Il n’y avait plus d’images, plus de photo, pas le moindre icône, tout était devenu désert, comme les pages web du début des années 90, texte, pas de gros titres en capitales bedonnantes et dégradées du genre WTC UNDER ATTACK.

Non, un fichier texte, on aurait dit qu’Internet venait de s’arrêter de couler, comme dans Manon des Sources, cette absence d’image était beaucoup plus flippante que les photos qui auraient pu être publiées à cet instant. Là je m’étais dit que quelque chose de vraiment grave venait de se passer.

Toute la journée s’était écoulée plus ou moins au ralenti. Nous avions trouvé un vieux poste radio, et les journalistes semblaient ivres de contenu rédactionnel. Il y avait trois heures de cela ils s’ennuyaient et nous nous ennuyions aussi. Puis en trois secondes beaucoup de gens étaient morts.

Dès lors, je n’ai pas très bien compris pourquoi, la société Webtech est complètement partie en vrille, de la même manière qu’une compagnie dont le siège aurait été basé dans l’une de ces deux tours. Un truc incroyable.

Sauf que nous étions à Vence, dans les Alpes Maritimes, ville qui reste d’une manière globale peu dépendante de la ville de New York, ou même des Etats-Unis, ou même d’un quelconque bouleversement géopolitique.

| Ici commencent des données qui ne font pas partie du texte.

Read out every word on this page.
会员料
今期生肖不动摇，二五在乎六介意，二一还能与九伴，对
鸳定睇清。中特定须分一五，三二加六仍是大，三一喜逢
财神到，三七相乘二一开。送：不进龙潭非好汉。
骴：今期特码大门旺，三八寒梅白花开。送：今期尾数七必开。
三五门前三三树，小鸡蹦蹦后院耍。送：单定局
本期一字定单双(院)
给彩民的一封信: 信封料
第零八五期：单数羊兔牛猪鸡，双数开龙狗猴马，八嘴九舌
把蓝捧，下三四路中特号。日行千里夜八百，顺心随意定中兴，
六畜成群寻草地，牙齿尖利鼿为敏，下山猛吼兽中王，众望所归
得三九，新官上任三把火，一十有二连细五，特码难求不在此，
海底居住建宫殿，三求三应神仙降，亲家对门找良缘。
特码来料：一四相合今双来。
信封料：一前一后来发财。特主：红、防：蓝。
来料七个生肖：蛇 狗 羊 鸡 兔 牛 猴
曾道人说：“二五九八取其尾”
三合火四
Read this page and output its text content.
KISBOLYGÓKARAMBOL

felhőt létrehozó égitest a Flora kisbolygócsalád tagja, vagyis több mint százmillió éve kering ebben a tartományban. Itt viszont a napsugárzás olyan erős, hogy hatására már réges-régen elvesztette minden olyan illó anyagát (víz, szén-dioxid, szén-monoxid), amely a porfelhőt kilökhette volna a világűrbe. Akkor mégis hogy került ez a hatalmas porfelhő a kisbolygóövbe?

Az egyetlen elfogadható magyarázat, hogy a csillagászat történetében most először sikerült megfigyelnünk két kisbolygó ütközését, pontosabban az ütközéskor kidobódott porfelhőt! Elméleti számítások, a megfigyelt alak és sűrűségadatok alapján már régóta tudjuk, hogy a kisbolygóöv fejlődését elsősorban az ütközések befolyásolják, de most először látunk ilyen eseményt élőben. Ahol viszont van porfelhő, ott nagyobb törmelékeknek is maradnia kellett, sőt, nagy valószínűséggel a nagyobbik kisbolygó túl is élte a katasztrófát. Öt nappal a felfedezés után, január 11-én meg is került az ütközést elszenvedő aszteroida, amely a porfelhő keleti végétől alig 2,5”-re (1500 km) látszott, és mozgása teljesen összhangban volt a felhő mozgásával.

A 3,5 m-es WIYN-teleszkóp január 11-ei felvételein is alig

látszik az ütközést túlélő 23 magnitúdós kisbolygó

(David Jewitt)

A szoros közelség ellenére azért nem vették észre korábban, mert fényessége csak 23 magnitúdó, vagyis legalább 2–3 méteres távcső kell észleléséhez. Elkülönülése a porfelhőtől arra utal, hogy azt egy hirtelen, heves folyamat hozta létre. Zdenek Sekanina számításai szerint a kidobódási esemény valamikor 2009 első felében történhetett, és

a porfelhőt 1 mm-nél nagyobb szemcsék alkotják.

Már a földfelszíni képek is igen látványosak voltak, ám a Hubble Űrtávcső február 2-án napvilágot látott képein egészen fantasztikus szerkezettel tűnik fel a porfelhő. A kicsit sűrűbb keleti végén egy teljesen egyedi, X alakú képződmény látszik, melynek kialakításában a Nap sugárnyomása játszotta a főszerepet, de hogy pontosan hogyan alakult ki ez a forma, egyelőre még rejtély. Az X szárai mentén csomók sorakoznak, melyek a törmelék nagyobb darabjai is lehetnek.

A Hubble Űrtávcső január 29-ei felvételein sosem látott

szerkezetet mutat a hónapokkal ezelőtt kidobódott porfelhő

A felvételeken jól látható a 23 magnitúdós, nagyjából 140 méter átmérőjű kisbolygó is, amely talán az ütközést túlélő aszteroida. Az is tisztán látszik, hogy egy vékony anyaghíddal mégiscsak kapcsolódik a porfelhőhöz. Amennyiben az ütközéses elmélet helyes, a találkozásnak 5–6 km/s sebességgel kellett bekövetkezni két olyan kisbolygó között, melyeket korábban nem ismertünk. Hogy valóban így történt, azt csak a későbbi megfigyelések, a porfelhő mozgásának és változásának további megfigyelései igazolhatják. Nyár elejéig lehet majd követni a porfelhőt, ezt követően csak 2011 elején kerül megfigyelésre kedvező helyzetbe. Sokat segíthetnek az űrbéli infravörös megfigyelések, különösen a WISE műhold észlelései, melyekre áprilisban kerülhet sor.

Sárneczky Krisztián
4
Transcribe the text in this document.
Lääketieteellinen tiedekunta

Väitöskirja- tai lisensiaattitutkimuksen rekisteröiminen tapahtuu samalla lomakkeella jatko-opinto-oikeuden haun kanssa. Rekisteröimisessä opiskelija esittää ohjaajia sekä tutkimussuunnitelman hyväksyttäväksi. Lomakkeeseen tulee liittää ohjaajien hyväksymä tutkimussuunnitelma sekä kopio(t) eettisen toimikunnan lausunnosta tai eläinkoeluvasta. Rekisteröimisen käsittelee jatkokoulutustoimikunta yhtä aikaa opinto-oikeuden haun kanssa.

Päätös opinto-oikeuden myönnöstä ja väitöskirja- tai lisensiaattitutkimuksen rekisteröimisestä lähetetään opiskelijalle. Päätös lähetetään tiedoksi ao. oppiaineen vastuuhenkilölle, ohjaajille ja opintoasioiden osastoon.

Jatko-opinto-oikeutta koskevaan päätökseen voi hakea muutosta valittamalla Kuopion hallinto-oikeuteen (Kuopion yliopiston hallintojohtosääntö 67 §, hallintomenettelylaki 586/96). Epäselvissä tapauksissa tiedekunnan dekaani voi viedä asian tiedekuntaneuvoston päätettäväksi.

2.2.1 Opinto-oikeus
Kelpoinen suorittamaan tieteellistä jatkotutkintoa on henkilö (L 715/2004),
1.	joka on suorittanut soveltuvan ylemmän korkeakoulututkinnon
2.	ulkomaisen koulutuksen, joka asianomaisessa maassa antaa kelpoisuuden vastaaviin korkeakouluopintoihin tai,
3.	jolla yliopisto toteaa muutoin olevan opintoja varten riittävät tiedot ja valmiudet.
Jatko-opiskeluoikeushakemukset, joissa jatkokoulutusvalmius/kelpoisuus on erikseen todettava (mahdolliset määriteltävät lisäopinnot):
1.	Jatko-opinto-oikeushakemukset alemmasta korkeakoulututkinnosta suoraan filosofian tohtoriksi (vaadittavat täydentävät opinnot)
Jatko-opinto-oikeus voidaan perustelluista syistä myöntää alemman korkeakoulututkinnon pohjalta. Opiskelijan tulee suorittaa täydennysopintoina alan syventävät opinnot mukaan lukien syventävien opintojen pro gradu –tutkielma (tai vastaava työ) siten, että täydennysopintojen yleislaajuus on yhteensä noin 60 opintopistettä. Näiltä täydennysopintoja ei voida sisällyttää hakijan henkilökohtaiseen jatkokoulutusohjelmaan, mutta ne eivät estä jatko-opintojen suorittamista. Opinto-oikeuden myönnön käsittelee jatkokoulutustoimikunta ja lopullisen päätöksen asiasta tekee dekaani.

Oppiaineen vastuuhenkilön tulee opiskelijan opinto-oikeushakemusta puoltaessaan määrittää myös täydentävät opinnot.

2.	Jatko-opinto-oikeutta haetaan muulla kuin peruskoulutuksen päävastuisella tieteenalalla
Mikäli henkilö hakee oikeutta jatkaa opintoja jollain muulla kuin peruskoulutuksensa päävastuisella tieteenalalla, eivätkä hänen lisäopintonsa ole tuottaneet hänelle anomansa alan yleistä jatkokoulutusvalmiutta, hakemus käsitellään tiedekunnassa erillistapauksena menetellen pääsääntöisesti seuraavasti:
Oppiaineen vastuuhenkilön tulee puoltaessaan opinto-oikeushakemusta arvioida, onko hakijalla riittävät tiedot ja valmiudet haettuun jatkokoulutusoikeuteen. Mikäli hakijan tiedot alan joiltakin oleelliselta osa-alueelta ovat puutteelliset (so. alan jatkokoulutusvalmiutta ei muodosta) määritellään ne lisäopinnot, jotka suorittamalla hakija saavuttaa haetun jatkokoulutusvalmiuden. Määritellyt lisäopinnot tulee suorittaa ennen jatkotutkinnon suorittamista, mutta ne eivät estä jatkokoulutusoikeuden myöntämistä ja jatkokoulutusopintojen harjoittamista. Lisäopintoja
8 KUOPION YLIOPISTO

Je sais que la Bourse ne s’est pas remise de cet événement, je comprends grosso modo l’histoire du conflit mondial et des flux monétaires, mais je reste persuadé d’une chose : ceci n’avait aucune raison de changer la ville de Vence.

D’ailleurs, Webtech fut a priori la seule victime économique du 11 Septembre sur Vence.

Walter, mon patron, donna cette raison.

A la fin de ma formation de la rousse, je n’eus plus de sites à construire. Rien.

Walter m’annonça : « c’est le 11 Septembre ».

Plus de prospects, plus de réponses favorables aux coups de fils, projets annulés, zéro return on investment sur la pub PQR, le néant.

Notre agence par le passé avait été fière et arrogante, sur Vence. Nous étions classe, les gens du quartier nous admiraient. Le marché avait à peine éclos - notre valeur ajoutée était de 1000%, la supercherie était magnifique.

Nous n’utilisions que deux logiciels de mise en page web, ils nous fallait deux heures pour pondre un site de base, et nous facturions l’affaire 40.000 francs à nos meilleurs amis.

Les types rentraient chez eux les larmes aux yeux d’avoir leur S.A.R.L en .com, dans la voiture, sur le chemin du retour, ils marmonnaient l’adresse pour s’en souvenir plus tard.

Les deux ou trois premiers jours ils se connectaient à l’adresse indiquée. Ils montraient le site à leurs gros clients et amis.

Une page sur deux était truffée de bugs et lorsqu’ils nous appelaient, nous les envoyions chier avec un dédain magistral, en mettant en cause n’importe quel terme technique incompréhensible. Les types lâchaient l’affaire, écrasés de honte et d’ignorance. Ils ne se reconnectaient plus. Leurs sites crevaient ainsi, éternellement jeunes, comme des chiots noyés.